Davis’s defense in center field was what made him special. Per Fangraphs, Davis was +90.7 runs defensively for his career, 11th all time in center field. Among players who had at least 80% of their playing time in center field, Davis has the 8th highest dWAR, per B-R. Other than 30 innings in right field in 1970, Davis only played center field until he was traded to the Cardinals in 1975. Out of 2218 games he started in the outfield in his career, 2142 of them were in center.
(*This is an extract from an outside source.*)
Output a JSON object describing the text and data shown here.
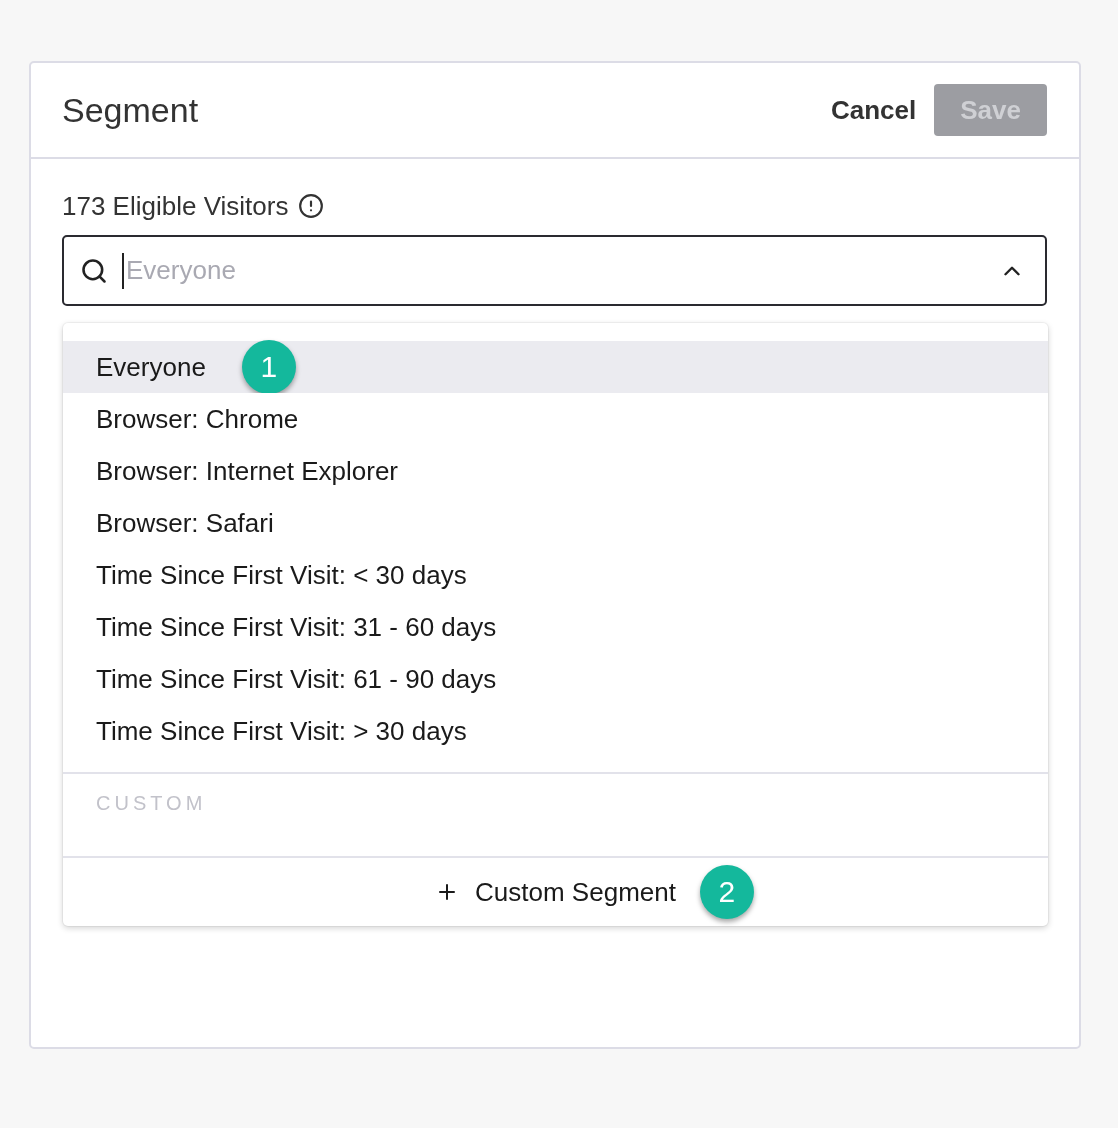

Willie Davis was a legitimately great player, and its noteworthy, to me, that so few people realize he was a Texas Ranger at one point. The position players who appeared in a game for the Texas Rangers who have a higher career bWAR than Davis:*

Alex Rodriguez

Adrian Beltre

Rafael Palmeiro

Carlos Beltran

Pudge Rodriguez

Kenny Lofton

Buddy Bell

Andruw Jones

* I didn’t know how to search bWAR for just players who appeared for certain teams, so I just went down the career bWAR list. So I might have overlooked someone. If I did, please let me know and I will fix it.

Yes, Davis has a higher career bWAR than Vlad Guerrero, and Sammy Sosa, and Juan Gonzalez.

So when we are talking about the greatest players ever to don a Rangers uniform, while the time here was brief, we shouldn’t forget Willie Davis.